The Boulder Batholith is a relatively small batholith in southwestern Montana, United States, exposed at the surface as granite and serving as the host rock for rich mineralized deposits at Butte and other locations. The batholith lies roughly between Butte and Helena, and between the Deer Lodge Valley and the Broadwater Valley. The volcanic Elkhorn Mountains are a large mass of forested lava associated with the batholith.

The Chambers-Strathy Batholith, also called the Strathy-Chambers Batholith, is a large granitoid batholith complex in the Temagami region of Northeastern Ontario, Canada. Named for the Chambers and Strathy townships, its compositions range from pink to grey quartz monzonite to granodiorite and intrudes through rocks of the Temagami Greenstone Belt.

The Chilliwack Batholith is a large batholith that forms much of the North Cascades in southwestern British Columbia, Canada and the U.S. state of Washington.
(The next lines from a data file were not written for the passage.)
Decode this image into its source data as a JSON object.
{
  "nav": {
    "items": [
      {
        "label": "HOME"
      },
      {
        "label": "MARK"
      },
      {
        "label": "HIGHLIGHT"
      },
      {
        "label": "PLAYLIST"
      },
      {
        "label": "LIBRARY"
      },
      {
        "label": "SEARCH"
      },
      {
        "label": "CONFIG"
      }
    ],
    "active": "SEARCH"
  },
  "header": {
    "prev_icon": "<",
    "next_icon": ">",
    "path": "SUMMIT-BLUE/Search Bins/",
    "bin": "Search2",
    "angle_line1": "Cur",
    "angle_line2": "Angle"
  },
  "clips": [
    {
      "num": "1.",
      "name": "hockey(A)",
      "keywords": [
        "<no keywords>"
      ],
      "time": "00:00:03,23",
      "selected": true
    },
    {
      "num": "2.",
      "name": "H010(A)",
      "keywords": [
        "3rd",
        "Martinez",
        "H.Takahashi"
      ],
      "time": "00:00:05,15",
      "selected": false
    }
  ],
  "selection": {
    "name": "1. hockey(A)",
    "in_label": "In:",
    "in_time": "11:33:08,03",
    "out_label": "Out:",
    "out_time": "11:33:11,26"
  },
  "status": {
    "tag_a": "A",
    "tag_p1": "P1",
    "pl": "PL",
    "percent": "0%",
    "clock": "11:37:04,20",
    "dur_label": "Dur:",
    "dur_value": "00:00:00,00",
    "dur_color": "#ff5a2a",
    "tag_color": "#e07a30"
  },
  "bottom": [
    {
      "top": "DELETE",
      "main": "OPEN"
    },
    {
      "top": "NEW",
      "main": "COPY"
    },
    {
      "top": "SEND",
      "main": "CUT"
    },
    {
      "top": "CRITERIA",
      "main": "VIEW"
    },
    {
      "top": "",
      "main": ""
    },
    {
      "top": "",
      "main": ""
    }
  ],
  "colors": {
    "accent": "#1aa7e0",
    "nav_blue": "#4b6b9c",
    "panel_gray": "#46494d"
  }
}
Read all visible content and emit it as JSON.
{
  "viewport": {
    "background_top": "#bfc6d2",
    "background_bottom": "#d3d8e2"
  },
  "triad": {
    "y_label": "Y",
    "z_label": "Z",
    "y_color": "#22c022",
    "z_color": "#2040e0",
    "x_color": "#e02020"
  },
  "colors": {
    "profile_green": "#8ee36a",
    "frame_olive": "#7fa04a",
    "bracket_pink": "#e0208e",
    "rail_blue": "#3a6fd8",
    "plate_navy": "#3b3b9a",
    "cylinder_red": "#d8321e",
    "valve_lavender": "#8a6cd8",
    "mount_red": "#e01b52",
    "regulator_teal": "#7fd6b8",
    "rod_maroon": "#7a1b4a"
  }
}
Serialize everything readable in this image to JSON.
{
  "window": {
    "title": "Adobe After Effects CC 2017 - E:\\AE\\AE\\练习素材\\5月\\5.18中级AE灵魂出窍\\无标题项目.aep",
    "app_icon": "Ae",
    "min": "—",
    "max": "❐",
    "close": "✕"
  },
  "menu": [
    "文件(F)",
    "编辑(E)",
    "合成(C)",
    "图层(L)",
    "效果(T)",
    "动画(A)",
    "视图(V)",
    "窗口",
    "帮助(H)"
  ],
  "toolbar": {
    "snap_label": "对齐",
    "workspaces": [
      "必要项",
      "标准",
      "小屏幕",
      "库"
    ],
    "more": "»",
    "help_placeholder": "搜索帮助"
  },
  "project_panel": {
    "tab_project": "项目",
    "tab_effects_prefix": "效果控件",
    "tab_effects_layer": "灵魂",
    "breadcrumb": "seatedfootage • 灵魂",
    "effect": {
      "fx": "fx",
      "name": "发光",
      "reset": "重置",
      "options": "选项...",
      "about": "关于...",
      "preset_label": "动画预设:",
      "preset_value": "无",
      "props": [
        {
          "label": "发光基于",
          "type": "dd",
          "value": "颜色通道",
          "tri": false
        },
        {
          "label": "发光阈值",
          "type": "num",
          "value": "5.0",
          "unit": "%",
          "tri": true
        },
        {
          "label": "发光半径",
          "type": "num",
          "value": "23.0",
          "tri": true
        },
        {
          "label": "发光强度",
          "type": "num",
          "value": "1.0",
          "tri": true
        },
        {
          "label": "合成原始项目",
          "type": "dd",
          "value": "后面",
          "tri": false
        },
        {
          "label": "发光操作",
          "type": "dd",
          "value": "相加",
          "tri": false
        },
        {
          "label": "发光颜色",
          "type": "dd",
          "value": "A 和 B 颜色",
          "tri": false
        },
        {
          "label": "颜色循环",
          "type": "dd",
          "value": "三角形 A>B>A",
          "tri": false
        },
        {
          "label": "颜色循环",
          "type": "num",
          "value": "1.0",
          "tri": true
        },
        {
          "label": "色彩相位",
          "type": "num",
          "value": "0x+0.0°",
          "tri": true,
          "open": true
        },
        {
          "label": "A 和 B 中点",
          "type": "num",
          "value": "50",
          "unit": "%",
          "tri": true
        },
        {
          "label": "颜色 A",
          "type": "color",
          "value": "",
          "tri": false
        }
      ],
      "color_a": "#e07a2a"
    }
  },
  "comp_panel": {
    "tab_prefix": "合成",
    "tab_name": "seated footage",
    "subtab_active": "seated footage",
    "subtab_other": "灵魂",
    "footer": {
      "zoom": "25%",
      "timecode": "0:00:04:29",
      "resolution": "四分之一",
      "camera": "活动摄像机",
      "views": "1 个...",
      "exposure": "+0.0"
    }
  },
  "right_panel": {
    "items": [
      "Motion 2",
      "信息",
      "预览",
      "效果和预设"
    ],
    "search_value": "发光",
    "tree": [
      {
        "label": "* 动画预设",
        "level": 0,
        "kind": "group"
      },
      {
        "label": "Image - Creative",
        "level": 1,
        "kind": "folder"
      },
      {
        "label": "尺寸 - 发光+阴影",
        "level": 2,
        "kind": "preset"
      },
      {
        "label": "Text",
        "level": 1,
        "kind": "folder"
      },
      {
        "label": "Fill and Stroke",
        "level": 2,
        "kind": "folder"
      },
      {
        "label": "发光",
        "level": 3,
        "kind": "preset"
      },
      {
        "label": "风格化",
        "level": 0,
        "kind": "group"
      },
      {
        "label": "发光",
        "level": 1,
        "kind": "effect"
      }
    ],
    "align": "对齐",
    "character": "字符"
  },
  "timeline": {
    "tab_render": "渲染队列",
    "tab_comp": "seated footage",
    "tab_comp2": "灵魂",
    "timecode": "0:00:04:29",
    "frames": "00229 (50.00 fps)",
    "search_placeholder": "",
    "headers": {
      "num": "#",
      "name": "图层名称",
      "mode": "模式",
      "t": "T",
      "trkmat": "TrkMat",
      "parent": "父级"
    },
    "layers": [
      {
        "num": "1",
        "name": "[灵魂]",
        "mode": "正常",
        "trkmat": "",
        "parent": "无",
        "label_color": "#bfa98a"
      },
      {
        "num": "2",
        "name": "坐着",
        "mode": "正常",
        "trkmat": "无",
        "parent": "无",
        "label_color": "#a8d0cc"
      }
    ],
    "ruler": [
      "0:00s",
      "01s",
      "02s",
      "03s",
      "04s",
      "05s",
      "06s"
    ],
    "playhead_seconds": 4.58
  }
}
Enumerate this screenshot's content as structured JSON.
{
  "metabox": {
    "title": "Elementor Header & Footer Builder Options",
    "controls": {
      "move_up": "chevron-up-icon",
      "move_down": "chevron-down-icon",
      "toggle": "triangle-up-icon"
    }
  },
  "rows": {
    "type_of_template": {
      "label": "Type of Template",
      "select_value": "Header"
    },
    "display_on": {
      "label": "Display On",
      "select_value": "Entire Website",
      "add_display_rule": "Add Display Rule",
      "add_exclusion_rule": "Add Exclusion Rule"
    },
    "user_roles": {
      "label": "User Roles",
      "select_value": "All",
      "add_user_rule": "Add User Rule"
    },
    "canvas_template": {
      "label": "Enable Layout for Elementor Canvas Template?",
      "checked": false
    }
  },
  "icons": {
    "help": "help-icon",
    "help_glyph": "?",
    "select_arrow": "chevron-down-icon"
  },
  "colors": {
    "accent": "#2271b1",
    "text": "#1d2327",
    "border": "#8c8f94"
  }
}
Enchanted Rock is a pink granite mountain located in the Llano Uplift approximately 17 miles (27 km) north of Fredericksburg, Texas and 24 miles (39 km) south of Llano, Texas, United States. Enchanted Rock State Natural Area, which includes Enchanted Rock and surrounding land, spans the border between Gillespie County and Llano County, south of the Llano River. Enchanted Rock covers approximately 640 acres (260 ha) and rises approximately 425 feet (130 m) above the surrounding terrain to elevation of 1,825 feet (556 m) above sea level. It is the largest pink granite monadnock in the United States. Enchanted Rock State Natural Area, a part of the Texas state park system, includes 1,644 acres (665 ha). In 1936, the area was designated a Recorded Texas Historic Landmark. In 1971, Enchanted Rock was designated as a National Natural Landmark by the National Park Service.
The Idaho Batholith is a granitic and granodioritic batholith of Cretaceous-Paleogene age that covers approximately 25,000 square kilometres (9,700 sq mi) of central Idaho and adjacent Montana. The batholith has two lobes that are separated from each other geographically and geologically. The smaller Bitterroot lobe in the north is separated from the larger Atlanta lobe in the south by the Belt Supergroup metamorphic rocks that compose the Salmon River Arch. The Bitterroot lobe is 75 to 53 million years old, and the Atlanta lobe is 98 to 68 million years old. A separate and unrelated igneous center, the Kaniksu batholith, is present in the Idaho Panhandle but is generally older. Much of the Atlanta and Bitterroot lobes are in the Idaho Batholith ecoregion while the Kaniksu batholith is in the Northern Rockies ecoregion.

The Idaho Batholith ecoregion is a Level III ecoregion designated by the United States Environmental Protection Agency (EPA) in the U.S. states of Idaho and Montana. It is contained within the following biomes designated by the World Wild Fund for Nature (WWF): temperate coniferous forests; temperate grasslands, savannas, and shrublands; and deserts and xeric shrublands.

The Sierra Nevada Batholith is a large batholith which forms the core of the Sierra Nevada mountain range in California, exposed at the surface as granite.